Fiscalité : Monaco classée parmi les États non-coopératifs

La CE a classifié la Principauté de Monaco au sein du top 30 des « États non-coopératifs ».

Depuis 2009, la Principauté de Monaco paraphe des accords bilatéraux avec plusieurs États tiers. En tout, 32 conventions d’échanges d’informations ont été signées d’après les standards de l’OCDE. Mais actuellement, le pays est soumis à un classement qui concerne particulièrement la fiscalité des entreprises. D’après la publication de la Commission Européenne le 17 juin dernier, la principauté figurerait dans la liste paneuropéenne d’États non-coopératifs.

C’est notamment un Top 30 formé d’États inclus dans des listes noires de plus de 10 États membres, affirme la CE. La commission explique que ce n’est pas elle qui définit quel pays doit être intégré, puisque sa liste n’est autre qu’un recueil des listes noires venant des États membres.

Des impositions élevées

La liste compte entre autres plusieurs États comme Andorre, les Îles Vierges britanniques, les Maldives, Hong Kong, Vanuatu… D’après le gouvernement princier, la CE veut éviter l’optimisation fiscale faite par les multinationales à l’instar de Google et d’Amazon. Il est aussi surpris d’être dans cette liste où il n’y a que des États non adhérents à l’Union Européenne, or il y a plusieurs États membres qui appliquent des taux d’imposition (ISB et TVA) largement en dessous de ceux qui sont appliqués à Monaco. Le gouvernement fait notamment allusion à l’Irlande et au Luxembourg qui proposent les plus faibles taux d’imposition de toute l’Europe au niveau des sociétés.

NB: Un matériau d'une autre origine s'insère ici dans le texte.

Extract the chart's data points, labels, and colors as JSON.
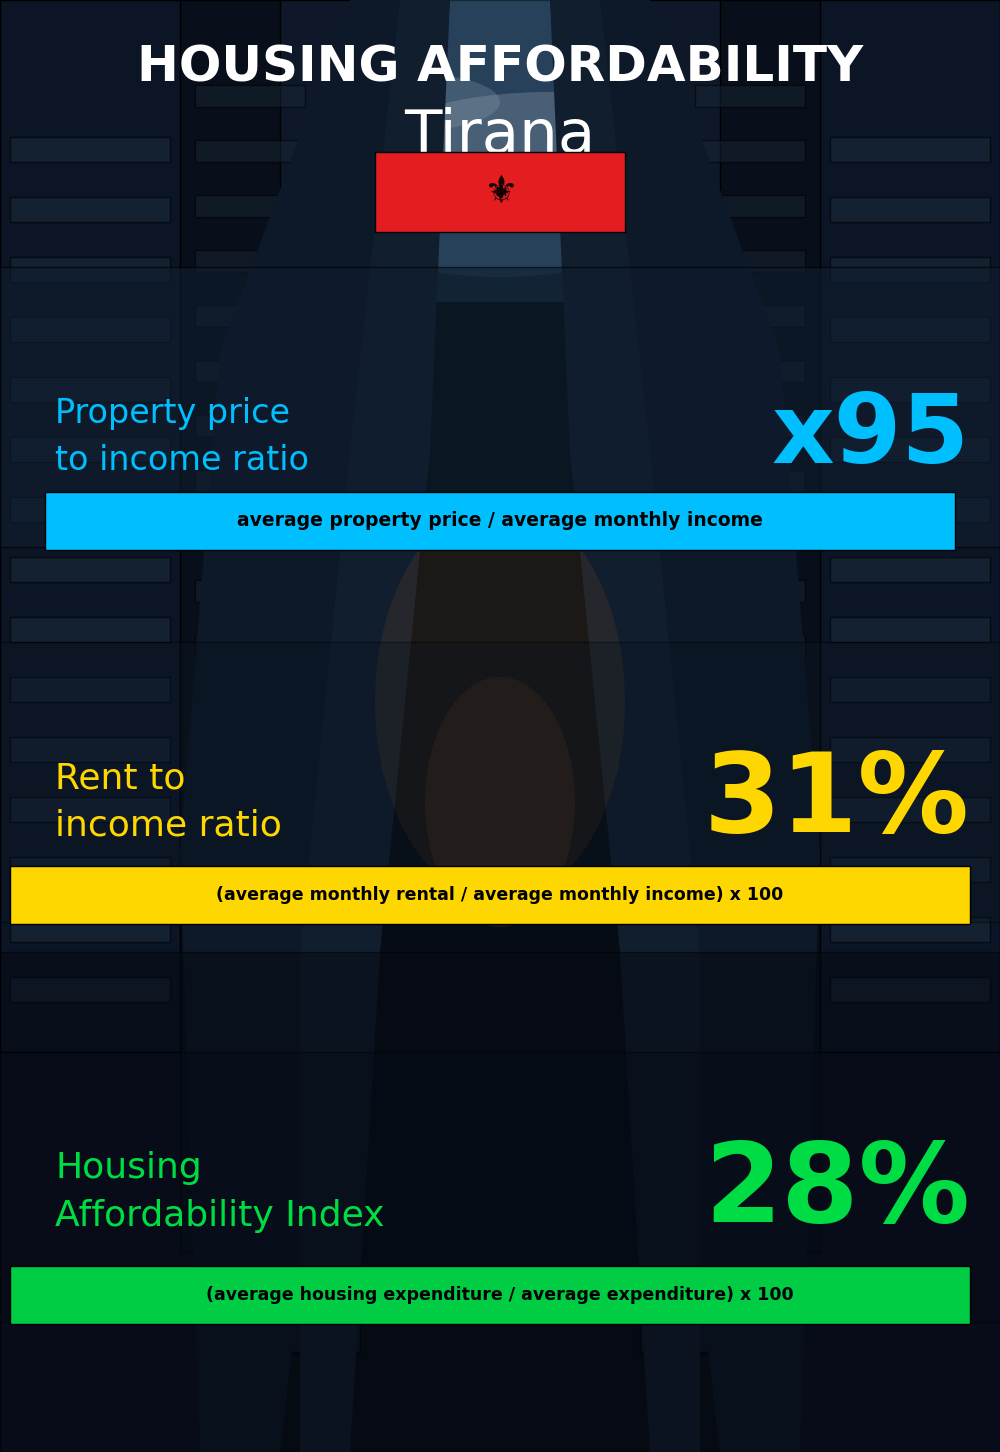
{
  "title_line1": "HOUSING AFFORDABILITY",
  "title_line2": "Tirana",
  "bg_color": "#070d16",
  "section1_label": "Property price\nto income ratio",
  "section1_value": "x95",
  "section1_label_color": "#00bfff",
  "section1_value_color": "#00bfff",
  "section1_subtext": "average property price / average monthly income",
  "section1_sub_bg": "#00bfff",
  "section1_sub_color": "#000000",
  "section2_label": "Rent to\nincome ratio",
  "section2_value": "31%",
  "section2_label_color": "#ffd700",
  "section2_value_color": "#ffd700",
  "section2_subtext": "(average monthly rental / average monthly income) x 100",
  "section2_sub_bg": "#ffd700",
  "section2_sub_color": "#000000",
  "section3_label": "Housing\nAffordability Index",
  "section3_value": "28%",
  "section3_label_color": "#00dd44",
  "section3_value_color": "#00dd44",
  "section3_subtext": "(average housing expenditure / average expenditure) x 100",
  "section3_sub_bg": "#00cc44",
  "section3_sub_color": "#000000",
  "title_color": "#ffffff",
  "city_color": "#ffffff"
}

La Principauté souligne qu’elle applique un système de fiscalité qui se trouve à l’opposé de l’optimisation fiscale au niveau des entreprises qui réalisent 75% du chiffre d’affaires au-delà des frontières. Dans ce sens, l’ISB (impôts sur les bénéfices) se trouve à 33%, l’un des plus importants sur tout le continent.

Par ailleurs, il est possible que le pays sorte très vite de ce classement. Effectivement, quand l’accord bilatéral d’échanges d’informations sera appliqué, la principauté ne sera plus perçue comme non-coopérative. La Pologne, l’Espagne et l’Italie vont donc la supprimer de leur liste. Concernant les 8 pays qui mettent Monaco dans la liste noire, celui-ci envisage de solliciter son retrait de cette liste dans le cadre d’échanges d’information auxquelles le pays s’est engagé en 2018.